22 Ook zullen zij zich geen weduwe of verstotene tot vrouwen nemen; maar jonge dochters van het zaad van het huis Israels, of een weduwe, die een weduwe zal geweest zijn van een priester, zullen zij nemen.
22 And they shall not marry a widow or a divorced woman but shall take virgins from the offspring of the house of Israel, or a widow who is the widow of a priest.
24 En over een twistzaak zullen zij staan om te richten; naar Mijn rechten zullen zij hen richten; en zij zullen Mijn wetten en Mijn inzettingen op al Mijn gezette hoogtijden houden, en Mijn sabbatten heiligen.
24 In a dispute they shall take their stand to judge; they shall judge it according to My ordinances.

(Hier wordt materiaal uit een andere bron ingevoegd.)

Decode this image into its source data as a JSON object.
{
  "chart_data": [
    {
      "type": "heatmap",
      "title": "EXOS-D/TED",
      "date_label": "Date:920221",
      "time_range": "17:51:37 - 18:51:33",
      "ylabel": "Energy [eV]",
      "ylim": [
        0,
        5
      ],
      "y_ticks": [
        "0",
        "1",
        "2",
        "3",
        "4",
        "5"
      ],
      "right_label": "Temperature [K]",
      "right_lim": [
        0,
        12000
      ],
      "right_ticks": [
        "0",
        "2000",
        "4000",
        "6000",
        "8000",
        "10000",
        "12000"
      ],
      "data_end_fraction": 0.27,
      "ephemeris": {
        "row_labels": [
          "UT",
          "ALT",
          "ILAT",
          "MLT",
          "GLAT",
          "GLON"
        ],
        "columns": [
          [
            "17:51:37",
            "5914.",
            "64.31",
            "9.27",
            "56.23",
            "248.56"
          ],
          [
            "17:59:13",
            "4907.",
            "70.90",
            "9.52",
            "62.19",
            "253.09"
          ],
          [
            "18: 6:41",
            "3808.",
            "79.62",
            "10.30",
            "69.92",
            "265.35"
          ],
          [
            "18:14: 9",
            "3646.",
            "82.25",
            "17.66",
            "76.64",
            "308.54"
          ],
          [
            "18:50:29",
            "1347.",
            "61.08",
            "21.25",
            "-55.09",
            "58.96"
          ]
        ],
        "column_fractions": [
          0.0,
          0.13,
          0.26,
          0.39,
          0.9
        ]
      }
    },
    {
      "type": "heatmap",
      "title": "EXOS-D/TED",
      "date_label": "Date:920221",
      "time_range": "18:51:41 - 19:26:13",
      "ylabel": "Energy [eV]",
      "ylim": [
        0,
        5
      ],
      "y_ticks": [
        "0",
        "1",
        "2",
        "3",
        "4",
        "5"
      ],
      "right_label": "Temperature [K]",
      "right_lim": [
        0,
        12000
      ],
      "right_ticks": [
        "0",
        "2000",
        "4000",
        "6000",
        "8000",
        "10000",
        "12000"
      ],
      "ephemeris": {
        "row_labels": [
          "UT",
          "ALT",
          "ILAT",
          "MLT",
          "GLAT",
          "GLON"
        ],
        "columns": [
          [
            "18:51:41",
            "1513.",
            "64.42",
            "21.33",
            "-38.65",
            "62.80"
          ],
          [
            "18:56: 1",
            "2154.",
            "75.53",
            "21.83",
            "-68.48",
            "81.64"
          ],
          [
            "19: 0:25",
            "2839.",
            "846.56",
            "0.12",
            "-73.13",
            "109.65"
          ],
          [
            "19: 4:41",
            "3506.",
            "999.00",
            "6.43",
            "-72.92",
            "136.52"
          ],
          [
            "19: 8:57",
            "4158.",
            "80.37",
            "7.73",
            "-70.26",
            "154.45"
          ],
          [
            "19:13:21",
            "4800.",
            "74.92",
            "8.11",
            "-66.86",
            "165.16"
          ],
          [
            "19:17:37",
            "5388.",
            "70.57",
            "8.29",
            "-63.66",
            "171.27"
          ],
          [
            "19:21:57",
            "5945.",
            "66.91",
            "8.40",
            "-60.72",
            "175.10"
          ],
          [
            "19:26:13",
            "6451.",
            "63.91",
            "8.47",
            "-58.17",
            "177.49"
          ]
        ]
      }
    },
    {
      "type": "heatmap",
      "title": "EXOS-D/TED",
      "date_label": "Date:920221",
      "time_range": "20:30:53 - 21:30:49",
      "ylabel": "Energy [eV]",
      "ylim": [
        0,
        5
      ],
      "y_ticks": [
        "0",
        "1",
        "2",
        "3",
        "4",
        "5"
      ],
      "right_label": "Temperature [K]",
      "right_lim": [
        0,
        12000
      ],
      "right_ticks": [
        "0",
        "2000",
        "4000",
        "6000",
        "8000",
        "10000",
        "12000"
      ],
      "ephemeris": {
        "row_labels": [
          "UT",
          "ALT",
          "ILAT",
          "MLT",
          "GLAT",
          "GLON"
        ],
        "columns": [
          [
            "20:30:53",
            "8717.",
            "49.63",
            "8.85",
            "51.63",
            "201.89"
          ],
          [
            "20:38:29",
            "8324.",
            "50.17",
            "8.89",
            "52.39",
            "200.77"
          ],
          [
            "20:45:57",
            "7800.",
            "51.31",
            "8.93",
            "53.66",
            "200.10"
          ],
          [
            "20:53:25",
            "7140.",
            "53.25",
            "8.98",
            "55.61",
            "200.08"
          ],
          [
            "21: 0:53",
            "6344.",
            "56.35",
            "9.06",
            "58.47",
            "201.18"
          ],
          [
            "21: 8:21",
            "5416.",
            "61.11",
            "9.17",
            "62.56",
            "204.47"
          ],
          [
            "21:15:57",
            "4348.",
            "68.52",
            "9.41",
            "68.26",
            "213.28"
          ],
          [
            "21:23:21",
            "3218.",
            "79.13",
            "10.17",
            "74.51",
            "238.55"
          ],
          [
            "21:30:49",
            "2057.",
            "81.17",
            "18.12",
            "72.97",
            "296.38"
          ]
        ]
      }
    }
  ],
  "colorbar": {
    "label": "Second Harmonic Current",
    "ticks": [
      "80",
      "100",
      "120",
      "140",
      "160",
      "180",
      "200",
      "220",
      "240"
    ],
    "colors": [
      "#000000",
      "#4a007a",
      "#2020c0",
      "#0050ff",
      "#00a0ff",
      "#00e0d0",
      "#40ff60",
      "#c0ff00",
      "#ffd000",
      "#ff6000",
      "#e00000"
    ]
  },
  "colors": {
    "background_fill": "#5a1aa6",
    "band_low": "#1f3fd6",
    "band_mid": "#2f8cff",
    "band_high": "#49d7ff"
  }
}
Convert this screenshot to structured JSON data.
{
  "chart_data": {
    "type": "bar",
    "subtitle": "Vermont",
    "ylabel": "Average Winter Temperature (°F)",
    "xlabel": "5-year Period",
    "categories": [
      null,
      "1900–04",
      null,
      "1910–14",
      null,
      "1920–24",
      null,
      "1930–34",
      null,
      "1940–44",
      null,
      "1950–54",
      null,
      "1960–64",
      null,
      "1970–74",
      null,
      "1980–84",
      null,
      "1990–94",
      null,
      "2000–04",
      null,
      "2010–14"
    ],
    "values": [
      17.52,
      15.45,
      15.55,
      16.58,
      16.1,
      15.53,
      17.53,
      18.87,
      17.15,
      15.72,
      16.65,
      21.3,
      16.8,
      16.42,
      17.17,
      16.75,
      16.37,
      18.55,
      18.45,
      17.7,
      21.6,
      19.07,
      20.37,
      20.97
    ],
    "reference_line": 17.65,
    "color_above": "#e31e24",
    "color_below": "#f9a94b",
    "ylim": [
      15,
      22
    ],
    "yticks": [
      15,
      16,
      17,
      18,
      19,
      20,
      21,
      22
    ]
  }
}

They shall also keep My laws and My statutes in all My appointed feasts and sanctify My sabbaths.
25 Ook zal geen van hen tot een doden mens ingaan, dat hij onrein worde; maar om een vader, of om een moeder, of om een zoon, of om een dochter, om een broeder of om een zuster, die geens mans geweest is, zullen zij zich mogen verontreinigen.
25 They shall not go to a dead person to defile themselves; however, for father, for mother, for son, for daughter, for brother, or for a sister who has not had a husband, they may defile themselves.
27 En ten dage, als hij in het heilige zal ingaan, in het binnenste voorhof, om in het heilige te dienen, zal hij zijn zondoffer offeren, spreekt de Heere HEERE.
27 On the day that he goes into the sanctuary, into the inner court to minister in the sanctuary, he shall offer his sin offering,” declares the Lord God.
30 En de eerstelingen van alle eerste vruchten van alles, en alle hefoffer van alles, van al uw hefofferen, zullen der priesteren zijn; ook zult gij de eerstelingen van uw deeg den priester geven, om den zegen op uw huis te doen rusten.
30 The first of all the first fruits of every kind and every contribution of every kind, from all your contributions, shall be for the priests; you shall also give to the priest the first of your dough to cause a blessing to rest on your house.